Sem dúvida por isso, o resultado prático de Crazy Horse nada tem a ver com qualquer cliché, seja ele descritivo ou moralista. Deparamos, aqui, com a demonstração prática de uma interpretação avançada por Roland Barthes, em 1957, nas suas clássicas Mitologias (Edições 70): “O striptease – pelo menos o striptease parisiense – baseia-se numa contradição: dessexualizar a mulher no próprio momento em que esta é despida.” Daí que Barthes o defina como um “espectáculo do medo”, ou antes, do “faz-me medo”. Wiseman filma essa contradição na banalidade do seu dia a dia. Grande cinema, a provar que nenhuma imagem está nua: é apenas uma etapa de um processo de compreensão dos olhares.

sexta-feira, agosto 13, 2010

O esplendor de Frederick Wiseman

Frederick Wiseman é o cinema em todo o seu esplendor de olhar reinventado face à complexidade do real — este texto foi publicado no Diário de Notícias (11 de Agosto), com o título 'Gestos, corpos e trabalho'.

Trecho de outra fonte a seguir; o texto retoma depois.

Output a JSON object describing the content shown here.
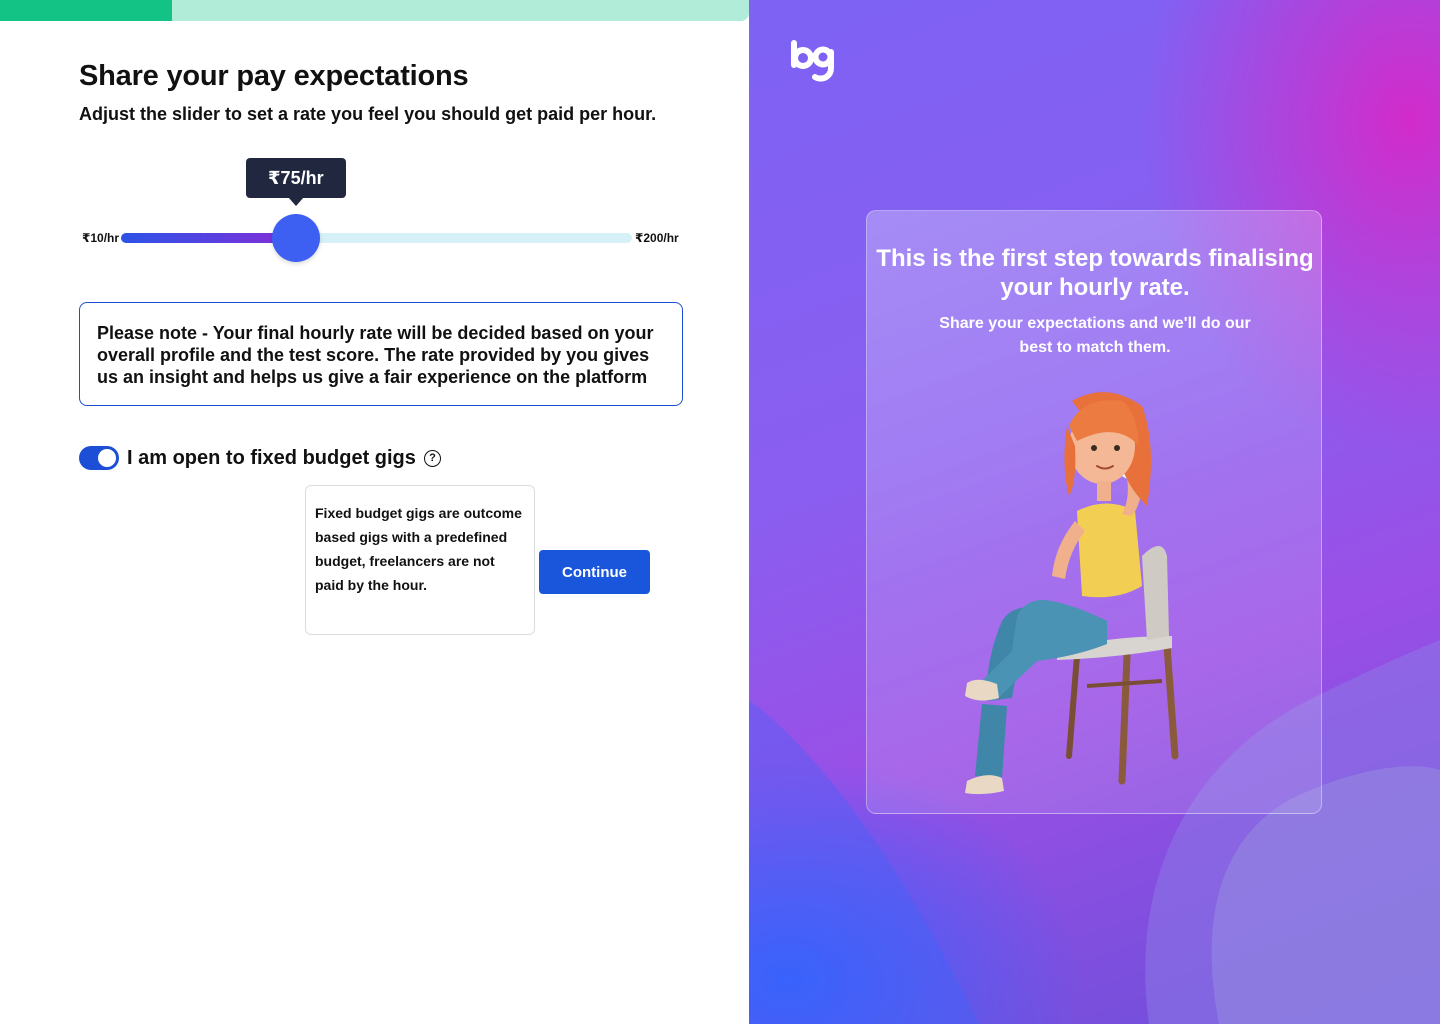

Qualquer espectador minimamente interessado na diversidade do cinema já não suporta o ruído das campanhas dos blockbusters de Verão (mesmo se é verdade que o filme com Angelina Jolie, Salt, a estrear na próxima semana, é um delicioso e inteligente divertimento). Digamos, para simplificar, que vale a pena prestar também alguma atenção às zonas do mercado onde acontecem coisas mais discretas, mas não menos empolgantes. Ou ainda: A Dança – Le Ballet de l’Opéra de Paris, de Frederick Wiseman, é não apenas o acontecimento central do Verão cinematográfico, mas por certo uma das grandes estreias de todo o ano de 2010.
No seu sereníssimo envelhecimento (celebrou 80 anos no dia 1 de Janeiro), Wiseman prossegue uma saga pessoal e sofisticada que, em boa verdade, o transforma num capítulo à parte de toda a história do documentarismo. Ele filma lugares institucionais, desde o quartel militar de Basic Training (1971) até ao hospital de Near Death (1989). Mas filma também espaços públicos que, pelo seu funcionamento e simbolismo, adquiriram o valor de verdadeiras instituições sociais: acontece, por exemplo, em Central Park (1989), genial retrato do coração de Nova Iorque.
No caso da Ópera de Paris, Wiseman dá-nos a ver tudo aquilo que os acelerados concursos de dança recalcam. Ou seja: a duração dos gestos, a singularidade dos corpos, numa palavra, o trabalho. E não haverá muitos filmes (ficção ou documentário) que nos confrontem, de forma tão cristalina, com a suprema beleza do trabalho como expressão da dignidade do ser humano. Wiseman é, afinal, um exemplar de uma raça que a mediocridade televisiva colocou em vias de extinção: a dos humanistas.